404'te, değişen zaman ve zevklerle birlikte, Kolezyum oyunları nihayet İmparator Honorius tarafından kaldırıldı, ancak mahkum suçlular bir asır daha vahşi hayvanlarla dövüştürüldü. Binanın kendisi, İmparatorluğun çöküşü esnasında diğer birçok imparatorluk binasından daha iyi halde olmasına rağmen, inişli çıkışlı bir istikballe karşı karşıya kalacaktı. 422'de depremde hasar gören bina, imparatorlar II. Theodosius ve III. Valentinianus tarafından onarıldı. 467, 472 ve 508'de de tamirler yapıldı. Mekan, 6. yüzyıla kadar güreş müsabakaları ve hayvan avları için kullanılmaya devam etti, ancak bina ihmal alametleri göstermeye başladı ve arenada otların büyümesine izin verildi. 12. yüzyılda Frangipani ve Annibaldi ailelerinin kalesi oldu. 1231 yılındaki büyük zelzele güneybatı cephesinin çökmesine sebep oldu ve Kolezyum muazzam bir yapı malzemesi kaynağı haline geldi - taşlar ve sütunlar kaldırıldı, blokları bir arada tutan demir kelepçeler çalındı ve heykeller kireç için eritildi.
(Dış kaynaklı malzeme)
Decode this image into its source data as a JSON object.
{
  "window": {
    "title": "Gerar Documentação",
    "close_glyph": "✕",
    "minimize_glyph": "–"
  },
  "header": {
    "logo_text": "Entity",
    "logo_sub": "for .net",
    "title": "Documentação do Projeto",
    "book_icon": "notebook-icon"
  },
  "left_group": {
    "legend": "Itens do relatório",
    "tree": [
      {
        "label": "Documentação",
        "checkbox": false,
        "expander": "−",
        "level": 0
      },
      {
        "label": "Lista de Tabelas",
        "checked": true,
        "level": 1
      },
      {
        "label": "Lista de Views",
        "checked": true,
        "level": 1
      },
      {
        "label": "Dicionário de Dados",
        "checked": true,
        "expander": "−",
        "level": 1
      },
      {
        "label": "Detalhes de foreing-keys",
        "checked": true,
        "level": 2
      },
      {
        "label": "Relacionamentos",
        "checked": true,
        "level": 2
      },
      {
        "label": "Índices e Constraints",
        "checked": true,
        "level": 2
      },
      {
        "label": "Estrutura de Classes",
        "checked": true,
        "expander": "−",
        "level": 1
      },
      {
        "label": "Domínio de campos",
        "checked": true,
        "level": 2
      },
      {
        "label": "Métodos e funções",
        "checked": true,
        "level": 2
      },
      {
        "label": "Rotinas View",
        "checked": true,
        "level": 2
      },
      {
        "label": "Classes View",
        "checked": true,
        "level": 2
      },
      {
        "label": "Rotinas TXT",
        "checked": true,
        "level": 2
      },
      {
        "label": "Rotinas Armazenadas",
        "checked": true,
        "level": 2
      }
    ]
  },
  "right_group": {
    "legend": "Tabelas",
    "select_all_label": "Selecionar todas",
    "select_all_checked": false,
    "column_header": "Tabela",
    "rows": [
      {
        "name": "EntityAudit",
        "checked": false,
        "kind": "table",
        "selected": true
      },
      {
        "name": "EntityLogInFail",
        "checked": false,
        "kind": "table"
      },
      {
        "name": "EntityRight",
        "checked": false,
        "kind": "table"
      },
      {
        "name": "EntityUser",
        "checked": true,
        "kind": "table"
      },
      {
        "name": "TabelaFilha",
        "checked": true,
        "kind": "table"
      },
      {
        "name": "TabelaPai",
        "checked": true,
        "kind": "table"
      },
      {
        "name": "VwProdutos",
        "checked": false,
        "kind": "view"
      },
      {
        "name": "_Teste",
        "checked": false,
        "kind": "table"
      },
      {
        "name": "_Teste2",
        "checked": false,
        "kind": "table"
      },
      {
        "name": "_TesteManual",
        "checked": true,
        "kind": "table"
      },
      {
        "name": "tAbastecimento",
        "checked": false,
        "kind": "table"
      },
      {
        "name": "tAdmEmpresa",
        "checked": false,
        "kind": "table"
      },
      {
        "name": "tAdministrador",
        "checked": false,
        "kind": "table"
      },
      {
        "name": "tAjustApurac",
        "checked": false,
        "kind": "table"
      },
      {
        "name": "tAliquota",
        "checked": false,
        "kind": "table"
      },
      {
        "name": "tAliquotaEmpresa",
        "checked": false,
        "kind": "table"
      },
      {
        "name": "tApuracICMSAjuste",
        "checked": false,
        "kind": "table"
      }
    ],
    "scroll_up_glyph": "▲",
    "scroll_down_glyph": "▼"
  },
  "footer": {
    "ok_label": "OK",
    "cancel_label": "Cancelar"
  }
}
Aslında, Papa VI. Alexander Kolezyum'u bir taş ocağı olarak kiraladı. Ancak bu çökmeye rağmen, mekan 15. yüzyılda hala ara sıra dini alaylar ve oyunlar için kullanılıyordu.
Rönesans devrinden itibaren Michelangelo gibi sanatçılar ve mimarlar ve daha sonra Büyük Tur'daki turistler Roma mimarisi ve onun bakiyeleriyle tekrar alakadar olmaya başladı. Netice olarak, 1744 yılında Papa XIV. Benedict, Kolezyum'dan daha fazla duvar işçiliğinin kaldırılmasını yasakladı ve onu orada hayatlarını kaybeden Hristiyan şehitlerin hatırasına adadı. Ancak bu, mahalli halkın onu hayvan ahırı olarak kullanmasını engellemedi ve ihmal edilmesi, 1844 yılında Richard Deakin'in harabelerde gelişen 420'den fazla bitki türünü kataloglamasıyla aksedildi; bazıları nadir ve hatta mahalli olarak benzersizdi - belki de yüzyıllar önce egzotik hayvanlara verilen yiyeceklerden kaynaklanıyordu. Yine de 19. asırda, bir zamanlar büyük olan amfitiyatronun kaderi düzelmeye başladı. Papalık memurları, binanın bazı kısımlarını, bilhasda doğu ve batı uçlarını restore etmeye çalıştı ve ikincisi büyük bir payanda ile desteklendi. Sonunda 1871'de İtalyan arkeolog Pietro Rosa, Roma sonrası bütün ilaveleri kaldırarak, yıpranmış olmasına rağmen hâlâ görklü bir abideyi, Roma dünyasının hem maharet hem de ahlaksızlıklarının dokunaklı ve kalıcı bir tanığını meydana çıkardı.